More recently, shepherds in Scotland,* bored stiff, as were those guys in Israel on that winter’s night that was so deep, started whacking at pebbles and small rocks with the sticks they carried.  This led to their being docked pay by the flock owners for degrading the equipment and causing a leap in the expense category known as ‘crooks.’  But, in the long run (and this post is definitely about the long run – from roughly 2000 B.C.** to the present – this distortion of the economics of sheep-herding led to the magnificent game of golf.

*Shepherds and cowboys (shepherds on horseback) are a worldwide phenomenon because people like wool and leather and beef and mutton.  You can see from this that we are not as different as the debates at the UN, the organization tasked with bringing the world together, would indicate.

**I consider B.C.E. in the same way I consider politically correct name changes to roads and school mascots – which is to say that I don’t consider them at all. I ignore them.

At about the same time – I mean when golf was being invented, in case you’ve lost track in this meandering post – busy housewives,* racking their brains for new ways to keep their shepherd husbands and children from starving out in the field, developed a throw-everything-in-the-pot dish known as Shepherds Pie.  We had a very good version of this two weeks ago, in which we substituted left-over turkey for the lamb and beef that is more traditional in a true shepherds pie.  But last week we went the traditional route. 

I make no promises about how precisely authentic this recipe is, but I can assure you that it is so good that you will question whether you deserve such a heavenly dish.  Serve it with a lemony green salad and you will have achieved a moment of earthly bliss, much like those shepherds on that midnight clear.

 Shepherds Pie

(adapted from Samantha Senevirate, who clearly adapted it from some McGregor, or MacDonald or, come to think of it, Stewart)

Timing:                                 

(About 90 minutes, plus however long  it takes you to make your favorite mashed potato recipe – mine is dynamite – call me)

Ingredients:                                       Serves 6

Mashed potatoes from about 2 ½ pounds of potatoes (bon appetit’s “Ultra Creamy Mashed Potatoes, made with Yukon Gold Potatoes is my go-to)

¾ lbs. lean ground beef

¾ lb. ground lamb (or use all ground beef)

1 ¼ cups, small-diced Spanish Onion

1 ¼ cups diced carrot (about 2 medium carrots)

4 cloves garlic, minced (we used one large clove)

4 sprigs of thyme

2 4-inch sprigs of rosemary

1/3 cup of tomato paste

1 tablespoon all-purpose flour

¾ cup beef stock

1 cup fresh parsley, chopped

2 tablespoons butter

Prep:             

Heat Oven to 375 F

Dice and mince onion, carrot, garlic and parsley

Cook:

Melt 2 tablespoons of butter in a large, high-sided oven safe skillet or enameled braiser over medium.  Add onion, carrot, garlic, thyme and rosemary and cook, stirring often, until onions are translucent and carrots tender – 10 minutes or so.

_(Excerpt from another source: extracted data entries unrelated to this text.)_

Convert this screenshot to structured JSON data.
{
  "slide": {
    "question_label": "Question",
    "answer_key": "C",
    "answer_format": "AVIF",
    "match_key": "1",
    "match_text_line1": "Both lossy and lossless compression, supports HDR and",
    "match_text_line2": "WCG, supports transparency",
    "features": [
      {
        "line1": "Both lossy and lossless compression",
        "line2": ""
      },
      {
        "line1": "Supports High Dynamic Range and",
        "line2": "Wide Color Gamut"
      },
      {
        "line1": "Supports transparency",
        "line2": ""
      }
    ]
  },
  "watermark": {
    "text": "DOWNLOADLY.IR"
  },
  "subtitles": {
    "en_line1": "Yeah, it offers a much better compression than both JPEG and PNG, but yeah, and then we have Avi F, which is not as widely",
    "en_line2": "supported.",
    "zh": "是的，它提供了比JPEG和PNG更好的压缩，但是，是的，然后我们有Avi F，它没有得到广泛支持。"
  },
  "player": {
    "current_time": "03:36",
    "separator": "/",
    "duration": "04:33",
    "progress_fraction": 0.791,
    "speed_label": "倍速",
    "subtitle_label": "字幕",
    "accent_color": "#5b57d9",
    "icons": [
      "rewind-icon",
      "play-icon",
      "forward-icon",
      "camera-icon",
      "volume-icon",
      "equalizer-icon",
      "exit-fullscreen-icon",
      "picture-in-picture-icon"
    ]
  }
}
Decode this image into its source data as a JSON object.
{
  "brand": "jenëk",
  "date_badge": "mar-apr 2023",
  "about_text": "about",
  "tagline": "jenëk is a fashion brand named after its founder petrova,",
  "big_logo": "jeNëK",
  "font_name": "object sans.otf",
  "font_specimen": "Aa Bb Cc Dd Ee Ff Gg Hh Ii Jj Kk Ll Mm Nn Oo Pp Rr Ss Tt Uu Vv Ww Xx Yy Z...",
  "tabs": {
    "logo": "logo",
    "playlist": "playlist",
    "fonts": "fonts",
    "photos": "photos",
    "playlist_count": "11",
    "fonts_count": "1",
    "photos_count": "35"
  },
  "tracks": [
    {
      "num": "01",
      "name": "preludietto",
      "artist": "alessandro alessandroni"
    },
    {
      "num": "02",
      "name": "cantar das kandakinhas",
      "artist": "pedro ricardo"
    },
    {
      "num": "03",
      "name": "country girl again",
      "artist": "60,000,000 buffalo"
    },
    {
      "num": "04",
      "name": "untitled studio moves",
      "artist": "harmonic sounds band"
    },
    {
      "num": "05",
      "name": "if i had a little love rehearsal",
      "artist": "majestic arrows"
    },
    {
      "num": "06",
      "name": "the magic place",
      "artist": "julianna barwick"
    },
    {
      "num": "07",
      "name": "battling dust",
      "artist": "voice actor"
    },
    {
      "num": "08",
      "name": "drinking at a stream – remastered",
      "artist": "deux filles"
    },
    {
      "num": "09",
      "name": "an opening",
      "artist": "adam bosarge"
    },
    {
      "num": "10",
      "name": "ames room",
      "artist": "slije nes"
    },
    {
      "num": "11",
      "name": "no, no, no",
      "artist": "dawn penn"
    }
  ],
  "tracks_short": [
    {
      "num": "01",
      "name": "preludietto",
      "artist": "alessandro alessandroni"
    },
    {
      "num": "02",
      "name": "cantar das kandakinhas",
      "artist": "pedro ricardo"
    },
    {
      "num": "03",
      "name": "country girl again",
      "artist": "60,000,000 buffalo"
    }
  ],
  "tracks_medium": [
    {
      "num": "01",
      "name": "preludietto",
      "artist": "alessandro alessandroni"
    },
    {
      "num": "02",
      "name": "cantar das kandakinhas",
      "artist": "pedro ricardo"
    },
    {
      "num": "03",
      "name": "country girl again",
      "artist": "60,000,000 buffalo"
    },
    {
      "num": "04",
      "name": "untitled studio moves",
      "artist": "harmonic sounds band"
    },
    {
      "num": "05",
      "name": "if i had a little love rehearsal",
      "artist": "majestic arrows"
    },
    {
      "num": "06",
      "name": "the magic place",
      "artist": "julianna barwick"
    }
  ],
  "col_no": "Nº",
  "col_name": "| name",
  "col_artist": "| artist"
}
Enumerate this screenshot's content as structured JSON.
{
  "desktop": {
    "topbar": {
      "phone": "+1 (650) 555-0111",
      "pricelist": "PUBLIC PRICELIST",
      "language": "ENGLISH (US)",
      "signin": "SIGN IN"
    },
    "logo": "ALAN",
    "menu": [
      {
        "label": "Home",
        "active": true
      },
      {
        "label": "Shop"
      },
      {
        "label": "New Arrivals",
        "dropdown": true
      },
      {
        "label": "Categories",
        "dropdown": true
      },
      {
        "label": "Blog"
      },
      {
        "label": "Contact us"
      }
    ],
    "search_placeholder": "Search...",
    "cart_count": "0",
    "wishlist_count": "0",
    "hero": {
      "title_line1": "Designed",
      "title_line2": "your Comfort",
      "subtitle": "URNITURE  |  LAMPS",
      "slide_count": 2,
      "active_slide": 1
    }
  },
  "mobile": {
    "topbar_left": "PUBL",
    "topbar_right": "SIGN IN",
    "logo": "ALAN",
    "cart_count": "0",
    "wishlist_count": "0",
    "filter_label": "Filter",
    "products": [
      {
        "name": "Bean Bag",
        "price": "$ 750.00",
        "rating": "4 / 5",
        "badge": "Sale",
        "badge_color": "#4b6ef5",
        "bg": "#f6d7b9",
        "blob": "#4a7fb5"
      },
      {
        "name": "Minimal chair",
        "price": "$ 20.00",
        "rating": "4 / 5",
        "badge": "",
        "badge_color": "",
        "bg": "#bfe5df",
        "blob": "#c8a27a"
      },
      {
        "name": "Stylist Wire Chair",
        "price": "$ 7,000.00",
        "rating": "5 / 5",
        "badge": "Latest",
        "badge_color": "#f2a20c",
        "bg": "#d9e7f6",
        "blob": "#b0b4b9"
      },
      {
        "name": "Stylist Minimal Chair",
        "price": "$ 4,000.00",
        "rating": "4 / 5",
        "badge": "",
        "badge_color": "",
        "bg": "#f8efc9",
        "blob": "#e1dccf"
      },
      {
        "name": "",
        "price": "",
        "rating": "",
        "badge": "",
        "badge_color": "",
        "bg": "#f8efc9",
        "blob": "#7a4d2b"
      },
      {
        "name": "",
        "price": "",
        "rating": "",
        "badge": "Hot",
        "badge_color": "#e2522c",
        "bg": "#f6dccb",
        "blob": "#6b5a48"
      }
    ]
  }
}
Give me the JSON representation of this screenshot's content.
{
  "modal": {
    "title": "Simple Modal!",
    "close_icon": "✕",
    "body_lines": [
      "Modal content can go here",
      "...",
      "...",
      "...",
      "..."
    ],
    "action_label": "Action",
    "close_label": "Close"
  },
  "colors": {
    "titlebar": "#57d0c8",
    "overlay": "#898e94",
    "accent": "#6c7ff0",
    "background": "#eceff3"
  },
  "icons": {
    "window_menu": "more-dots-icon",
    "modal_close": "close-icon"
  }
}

Add the been and lamb and cook, breaking up the meat until it is no longer pink.

At this point you might want to drain off excess fat, but it’s not necessary.

Season with salt and pepper to taste.

Now add the tomato pate and stir and cook until well combined – 3 minutes.

Now sprinkle the flour over the mixture and cook for 1 minute, then add the beef stock and cook, stirring, until it thickens slightly.

Stir in the parsley, remove the thyme and rosemary stems.  Season again with salt and pepper.

Top the mixture with dollops of mashed potatoes and then spread them our over the top.  [You can transfer the mixture to a casserole dish before topping, if you’d like.]

Transfer to the oven and bake until potatoes begin to brown and the edges are bubbling – 30 minutes or so.  Let stand at room temperature for 15 minutes before serving.  [Note:  if the mixture and potatoes fill your skillet or casserole to the top, place on a foil-lined sheet pan to catch any drippings.]

3 thoughts on “SHEPHERDS, THEIR PIES AND GOLF

  1. Good morning Bill,
    Once again you inspired me. I made the shepherds pie last evening for the OLOMA ladies (1971) annual 🎄Christmas dinner. Enjoyed by all.